Başkan Joe Biden'ın yönetimi, Washington'daki siyasi baskıya boyun eğerek selefinin terk ettiği İran nükleer anlaşmasına dönme konusunda ayak diriyor ve ABD yaptırımları kaldırmadan önce ilk olarak Tahran'ın fisyon madde stoğunu geri çekmesi gerektiğini vurguluyor.
ABD Dışişleri Bakanlığı sözcüsü Ned Price çarşamba günü (10 Şubat) Barack Obama yönetimi döneminde imzalanan nükleer anlaşmanın resmi adına atıfta bulunarak "Uyumluluğa karşı uyumluluk formülüyle neyin mümkün olduğuna inandığımız konusunda çok net olduk: İran, 2015 tarihli Kapsamlı Ortak Eylem Planı'na (KOEP) tamamen uymayı sürdürürse ABD de aynısını yapacak" dedi.
fazla oku
Bu bölüm, konuyla ilgili referans noktalarını içerir. (Related Nodes field)
Fakat uzmanlar Tahran'daki unsurların da anlaşmaya dönme konusunda pek aceleci olmayabileceği uyarısında bulunuyor. Washington'daki birçok kişi İran'ın sarsılmış ekonomisindeki sıkıntıyı azaltmak için yaptırımların hafifletilmesine muhtaç olduğuna inansa da bu tümüyle doğru olmayabilir.
İslam Cumhuriyeti bu hafta (geçen hafta) devriminin 42. yıldönümünü kutladı. Eski Başkan Donald Trump'ın azami baskı kampanyasının en kötü etkilerinin yanı sıra Barack Obama yönetiminin 10 yıl önce İran'a yönelik artırdığı yaptırımların devam eden sonuçlarının sıkıntısını çektikten sonra yıpranmış durumda fakat hâlâ canlı.
İran Cumhurbaşkanı Hasan Ruhani perşembe günü (11 Şubat) yaptığı konuşmada "İran halkına karşı uygulanan 'azami baskının' başarısız olduğu ve bu ulusa karşı verilen ekonomik savaşın başarısız olduğu konusunda dünyada kimsenin şüphesi yok" açıklamasında bulundu.
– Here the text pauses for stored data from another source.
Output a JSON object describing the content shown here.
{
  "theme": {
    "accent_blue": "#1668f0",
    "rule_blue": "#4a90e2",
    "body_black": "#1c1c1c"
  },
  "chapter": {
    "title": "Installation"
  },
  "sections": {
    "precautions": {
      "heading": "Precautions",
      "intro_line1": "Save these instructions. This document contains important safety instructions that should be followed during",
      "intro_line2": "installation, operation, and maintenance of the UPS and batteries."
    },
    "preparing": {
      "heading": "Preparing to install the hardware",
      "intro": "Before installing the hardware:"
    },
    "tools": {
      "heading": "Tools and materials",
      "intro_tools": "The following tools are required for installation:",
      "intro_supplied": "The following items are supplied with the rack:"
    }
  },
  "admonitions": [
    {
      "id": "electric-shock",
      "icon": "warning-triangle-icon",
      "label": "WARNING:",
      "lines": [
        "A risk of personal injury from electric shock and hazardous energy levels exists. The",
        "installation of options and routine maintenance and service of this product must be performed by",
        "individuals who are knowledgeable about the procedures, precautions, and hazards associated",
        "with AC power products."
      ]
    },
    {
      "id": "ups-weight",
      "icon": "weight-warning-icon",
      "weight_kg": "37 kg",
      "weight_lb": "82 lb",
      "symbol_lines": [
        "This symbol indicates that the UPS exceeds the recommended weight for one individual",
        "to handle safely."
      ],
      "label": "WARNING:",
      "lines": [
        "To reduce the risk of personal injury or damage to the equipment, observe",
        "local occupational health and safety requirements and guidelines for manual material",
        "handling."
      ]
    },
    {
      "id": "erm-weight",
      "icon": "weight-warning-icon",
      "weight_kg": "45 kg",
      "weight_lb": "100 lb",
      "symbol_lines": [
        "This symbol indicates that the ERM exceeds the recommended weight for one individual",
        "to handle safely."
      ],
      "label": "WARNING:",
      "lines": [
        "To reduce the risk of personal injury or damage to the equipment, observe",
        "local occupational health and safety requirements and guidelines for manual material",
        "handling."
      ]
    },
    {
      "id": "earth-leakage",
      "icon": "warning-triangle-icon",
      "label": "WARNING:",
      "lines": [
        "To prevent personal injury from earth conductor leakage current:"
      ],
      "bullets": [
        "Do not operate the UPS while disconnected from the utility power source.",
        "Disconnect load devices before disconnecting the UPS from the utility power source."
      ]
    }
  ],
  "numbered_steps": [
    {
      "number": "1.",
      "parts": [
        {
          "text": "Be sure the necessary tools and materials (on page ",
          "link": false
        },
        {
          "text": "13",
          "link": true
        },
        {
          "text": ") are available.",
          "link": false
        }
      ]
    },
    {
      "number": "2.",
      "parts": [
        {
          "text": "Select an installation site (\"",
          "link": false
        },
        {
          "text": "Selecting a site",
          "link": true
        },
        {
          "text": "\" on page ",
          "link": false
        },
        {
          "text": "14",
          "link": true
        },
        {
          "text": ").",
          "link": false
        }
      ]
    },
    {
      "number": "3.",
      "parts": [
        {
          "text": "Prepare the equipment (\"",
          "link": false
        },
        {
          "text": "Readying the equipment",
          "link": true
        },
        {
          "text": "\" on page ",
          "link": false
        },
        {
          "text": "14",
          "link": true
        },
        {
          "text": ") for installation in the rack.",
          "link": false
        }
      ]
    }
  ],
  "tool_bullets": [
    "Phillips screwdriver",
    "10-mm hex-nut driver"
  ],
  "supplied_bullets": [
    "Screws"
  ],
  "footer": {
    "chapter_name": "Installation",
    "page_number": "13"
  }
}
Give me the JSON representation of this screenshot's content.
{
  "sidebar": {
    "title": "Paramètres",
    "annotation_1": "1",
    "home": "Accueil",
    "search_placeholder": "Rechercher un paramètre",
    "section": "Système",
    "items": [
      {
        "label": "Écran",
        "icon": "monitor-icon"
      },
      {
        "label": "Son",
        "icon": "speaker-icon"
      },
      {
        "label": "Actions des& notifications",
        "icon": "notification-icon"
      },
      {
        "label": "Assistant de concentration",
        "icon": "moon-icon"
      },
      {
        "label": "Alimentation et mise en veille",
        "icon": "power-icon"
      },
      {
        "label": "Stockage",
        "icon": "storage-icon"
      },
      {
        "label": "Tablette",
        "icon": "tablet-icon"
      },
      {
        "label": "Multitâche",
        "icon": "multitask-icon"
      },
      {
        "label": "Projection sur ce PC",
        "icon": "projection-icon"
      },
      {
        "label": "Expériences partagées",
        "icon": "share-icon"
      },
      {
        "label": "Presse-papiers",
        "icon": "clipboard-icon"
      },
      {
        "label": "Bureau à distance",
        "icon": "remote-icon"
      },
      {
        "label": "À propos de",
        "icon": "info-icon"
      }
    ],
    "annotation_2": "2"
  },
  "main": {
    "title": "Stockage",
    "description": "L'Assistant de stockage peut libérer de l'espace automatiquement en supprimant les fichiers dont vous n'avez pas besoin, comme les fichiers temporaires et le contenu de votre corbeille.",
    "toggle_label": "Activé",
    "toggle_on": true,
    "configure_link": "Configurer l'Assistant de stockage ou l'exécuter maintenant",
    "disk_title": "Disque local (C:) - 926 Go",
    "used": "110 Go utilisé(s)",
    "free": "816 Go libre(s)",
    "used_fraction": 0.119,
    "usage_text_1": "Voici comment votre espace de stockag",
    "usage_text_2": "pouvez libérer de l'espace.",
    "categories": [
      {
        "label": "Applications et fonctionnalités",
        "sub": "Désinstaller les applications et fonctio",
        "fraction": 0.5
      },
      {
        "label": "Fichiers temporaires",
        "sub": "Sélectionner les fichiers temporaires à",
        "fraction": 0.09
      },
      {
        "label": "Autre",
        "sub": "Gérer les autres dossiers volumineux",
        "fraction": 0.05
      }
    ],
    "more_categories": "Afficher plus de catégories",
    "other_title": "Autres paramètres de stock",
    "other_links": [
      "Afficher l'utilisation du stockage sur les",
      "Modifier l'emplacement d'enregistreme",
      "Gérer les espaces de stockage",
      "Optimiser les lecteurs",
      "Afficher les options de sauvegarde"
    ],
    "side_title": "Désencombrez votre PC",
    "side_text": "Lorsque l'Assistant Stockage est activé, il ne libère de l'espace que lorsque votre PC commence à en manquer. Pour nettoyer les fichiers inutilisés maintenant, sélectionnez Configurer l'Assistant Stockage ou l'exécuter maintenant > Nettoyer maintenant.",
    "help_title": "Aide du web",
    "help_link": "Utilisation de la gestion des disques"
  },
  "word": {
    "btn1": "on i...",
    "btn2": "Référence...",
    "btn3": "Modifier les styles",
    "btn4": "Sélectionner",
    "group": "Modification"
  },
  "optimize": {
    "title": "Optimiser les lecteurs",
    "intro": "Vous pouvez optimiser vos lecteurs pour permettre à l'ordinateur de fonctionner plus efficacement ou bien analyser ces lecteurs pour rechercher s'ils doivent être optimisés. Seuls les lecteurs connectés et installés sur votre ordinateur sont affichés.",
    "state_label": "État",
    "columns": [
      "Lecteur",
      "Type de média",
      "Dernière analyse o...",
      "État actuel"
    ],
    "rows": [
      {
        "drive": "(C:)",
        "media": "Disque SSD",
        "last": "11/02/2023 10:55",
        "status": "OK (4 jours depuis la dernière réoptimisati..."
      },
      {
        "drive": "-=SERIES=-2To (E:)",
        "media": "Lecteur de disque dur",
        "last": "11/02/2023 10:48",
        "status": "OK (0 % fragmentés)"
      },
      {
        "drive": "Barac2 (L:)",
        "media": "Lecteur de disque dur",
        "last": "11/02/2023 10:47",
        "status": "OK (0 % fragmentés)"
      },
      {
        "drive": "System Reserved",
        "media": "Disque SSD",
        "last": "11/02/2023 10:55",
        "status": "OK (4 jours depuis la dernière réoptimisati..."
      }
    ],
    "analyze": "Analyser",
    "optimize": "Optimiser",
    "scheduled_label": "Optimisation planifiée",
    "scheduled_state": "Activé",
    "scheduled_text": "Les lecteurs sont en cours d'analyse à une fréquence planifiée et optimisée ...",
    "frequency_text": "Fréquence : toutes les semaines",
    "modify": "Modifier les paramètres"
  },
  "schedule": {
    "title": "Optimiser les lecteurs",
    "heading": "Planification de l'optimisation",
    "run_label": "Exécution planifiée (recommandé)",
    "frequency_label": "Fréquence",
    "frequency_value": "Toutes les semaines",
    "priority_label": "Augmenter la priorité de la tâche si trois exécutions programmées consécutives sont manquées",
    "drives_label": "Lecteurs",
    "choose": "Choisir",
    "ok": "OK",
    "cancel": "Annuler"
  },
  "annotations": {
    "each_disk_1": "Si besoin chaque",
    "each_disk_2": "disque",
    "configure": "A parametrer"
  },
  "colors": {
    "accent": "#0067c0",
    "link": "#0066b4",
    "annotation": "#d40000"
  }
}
İran aynı zamanda üçüncü dalgasıyla ülkeyi vurmaya devam eden Ortadoğu'daki en kötü koronavirüs salgınının yanı sıra şu anda yavaş yavaş yükselen petrol fiyatlarında rekor düzeydeki düşüşleri yaşadı. Uzmanlar ülkenin ekonomik açıdan sıkıntı çekmeye devam etse de büyük ölçüde düzene girdiğini söylüyor.
Trump'ın yaptırımlarının hasar verici ilk şoku etkisini kaybetti ve İran, ABD yaptırımlarından kaçınmak için eski yöntemlere başvurdu ve onları duruma uyarladı. Bunlar arasında petrolünü Malezya gibi aracılar üzerinden satmak, Venezuela ve Suriye gibi yaptırım uygulanan diğer ülkelerle iş yapmak da var.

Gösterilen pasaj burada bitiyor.